4 sufficient to deserve jury consideration.’ ” (People v. Marshall (1997) 15 Cal.4th 1, 39.) Thus, “[a] trial court has no duty to instruct the jury on a defense—even at the defendant’s request—unless the defense is supported by substantial evidence.” (People v. Curtis (1994) 30 Cal.App.4th 1337, 1355; see also In re Christian S. (1994) 7 Cal.4th 768, 783 [“[a] trial court need give a requested instruction concerning a defense only if there is substantial evidence to support the defense.”].) “We review a trial court’s failure to instruct on a defense theory de novo and view the evidence in the light most favorable to the defendant in doing so.” (People v. Ibarra (2024) 106 Cal.App.5th 1070, 1081.) “ ‘To justify an act of self-defense for [an assault charge under Penal Code section 245], the defendant must have an honest and reasonable belief that bodily injury is about to be inflicted on him. . . .’ The threat of bodily injury must be imminent . . . and ‘ . . . any right of self-defense is limited to the use of such force as is reasonable under the circumstances.’ ” (People v.

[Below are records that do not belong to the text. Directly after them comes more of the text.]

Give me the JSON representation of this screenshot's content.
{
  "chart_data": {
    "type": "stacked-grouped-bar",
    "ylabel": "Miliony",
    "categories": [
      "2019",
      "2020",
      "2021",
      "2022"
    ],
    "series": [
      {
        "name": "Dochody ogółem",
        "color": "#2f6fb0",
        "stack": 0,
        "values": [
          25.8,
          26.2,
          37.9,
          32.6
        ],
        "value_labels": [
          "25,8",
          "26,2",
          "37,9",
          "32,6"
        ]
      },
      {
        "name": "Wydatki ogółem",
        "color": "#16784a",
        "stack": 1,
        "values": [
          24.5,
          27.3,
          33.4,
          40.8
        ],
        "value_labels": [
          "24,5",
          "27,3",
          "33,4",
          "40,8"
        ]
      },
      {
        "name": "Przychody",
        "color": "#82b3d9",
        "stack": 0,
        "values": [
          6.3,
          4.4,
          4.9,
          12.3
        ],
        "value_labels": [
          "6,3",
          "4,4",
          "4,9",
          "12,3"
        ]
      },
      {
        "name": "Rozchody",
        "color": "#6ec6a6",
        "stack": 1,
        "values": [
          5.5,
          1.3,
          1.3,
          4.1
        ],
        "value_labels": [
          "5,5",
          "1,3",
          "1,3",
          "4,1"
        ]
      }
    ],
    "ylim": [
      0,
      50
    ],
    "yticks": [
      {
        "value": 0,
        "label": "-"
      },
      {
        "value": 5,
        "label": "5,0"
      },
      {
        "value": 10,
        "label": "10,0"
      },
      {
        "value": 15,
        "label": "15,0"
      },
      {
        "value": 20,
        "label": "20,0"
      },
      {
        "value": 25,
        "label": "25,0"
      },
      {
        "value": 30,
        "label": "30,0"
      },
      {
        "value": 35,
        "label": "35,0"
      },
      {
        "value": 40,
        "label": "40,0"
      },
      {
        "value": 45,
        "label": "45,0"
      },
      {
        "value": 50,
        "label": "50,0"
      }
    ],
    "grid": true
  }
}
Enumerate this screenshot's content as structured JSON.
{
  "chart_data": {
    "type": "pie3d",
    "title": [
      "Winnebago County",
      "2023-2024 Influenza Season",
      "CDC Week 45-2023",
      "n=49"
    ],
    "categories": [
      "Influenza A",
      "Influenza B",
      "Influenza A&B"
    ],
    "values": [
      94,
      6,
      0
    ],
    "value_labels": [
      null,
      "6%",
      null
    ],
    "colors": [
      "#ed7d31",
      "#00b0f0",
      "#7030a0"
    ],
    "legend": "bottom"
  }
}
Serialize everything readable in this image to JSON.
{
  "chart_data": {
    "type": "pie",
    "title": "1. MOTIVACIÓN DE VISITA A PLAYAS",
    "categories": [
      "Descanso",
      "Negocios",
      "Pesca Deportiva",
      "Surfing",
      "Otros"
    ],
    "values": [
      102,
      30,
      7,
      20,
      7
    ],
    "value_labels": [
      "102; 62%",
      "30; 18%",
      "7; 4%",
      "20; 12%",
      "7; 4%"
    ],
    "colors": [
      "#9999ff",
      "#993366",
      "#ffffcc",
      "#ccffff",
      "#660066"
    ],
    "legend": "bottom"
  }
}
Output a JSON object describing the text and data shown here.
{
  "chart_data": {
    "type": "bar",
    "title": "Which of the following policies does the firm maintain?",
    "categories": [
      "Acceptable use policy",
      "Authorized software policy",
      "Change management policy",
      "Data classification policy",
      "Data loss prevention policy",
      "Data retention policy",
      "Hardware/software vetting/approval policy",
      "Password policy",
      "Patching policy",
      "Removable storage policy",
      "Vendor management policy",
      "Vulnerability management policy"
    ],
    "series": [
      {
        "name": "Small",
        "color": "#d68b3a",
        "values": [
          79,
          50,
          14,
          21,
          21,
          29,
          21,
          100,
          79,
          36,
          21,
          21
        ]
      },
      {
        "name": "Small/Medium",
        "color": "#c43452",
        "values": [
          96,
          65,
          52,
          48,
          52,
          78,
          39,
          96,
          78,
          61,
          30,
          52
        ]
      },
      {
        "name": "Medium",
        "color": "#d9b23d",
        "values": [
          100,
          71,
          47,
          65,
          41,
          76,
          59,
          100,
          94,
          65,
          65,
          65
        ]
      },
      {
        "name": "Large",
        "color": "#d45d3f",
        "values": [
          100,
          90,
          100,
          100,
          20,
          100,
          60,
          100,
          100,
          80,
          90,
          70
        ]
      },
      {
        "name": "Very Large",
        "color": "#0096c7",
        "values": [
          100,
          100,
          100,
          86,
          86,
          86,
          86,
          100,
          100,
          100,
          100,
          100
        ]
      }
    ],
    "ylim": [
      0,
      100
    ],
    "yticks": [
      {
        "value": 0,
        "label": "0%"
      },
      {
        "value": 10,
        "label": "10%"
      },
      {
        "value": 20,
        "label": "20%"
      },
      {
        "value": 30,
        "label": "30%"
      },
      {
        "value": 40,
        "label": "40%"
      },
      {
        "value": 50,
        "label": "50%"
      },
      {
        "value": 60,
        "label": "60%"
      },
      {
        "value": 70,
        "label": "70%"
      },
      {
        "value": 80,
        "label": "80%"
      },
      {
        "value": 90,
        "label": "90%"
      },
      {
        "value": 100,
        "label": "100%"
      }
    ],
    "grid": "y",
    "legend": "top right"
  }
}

Minifie (1996) 13 Cal.4th 1055, 1064–1065, citations and italics omitted.) As he did at trial, Velasquez argues that substantial evidence supports a self-defense instruction for the charge of assault with a deadly weapon

based on the statements that he made to the police after the incident.2 As we

2 During the conference on jury instructions, there was discussion about whether the jury should be instructed on the concept of accident as set forth in CALRIM No. 3404.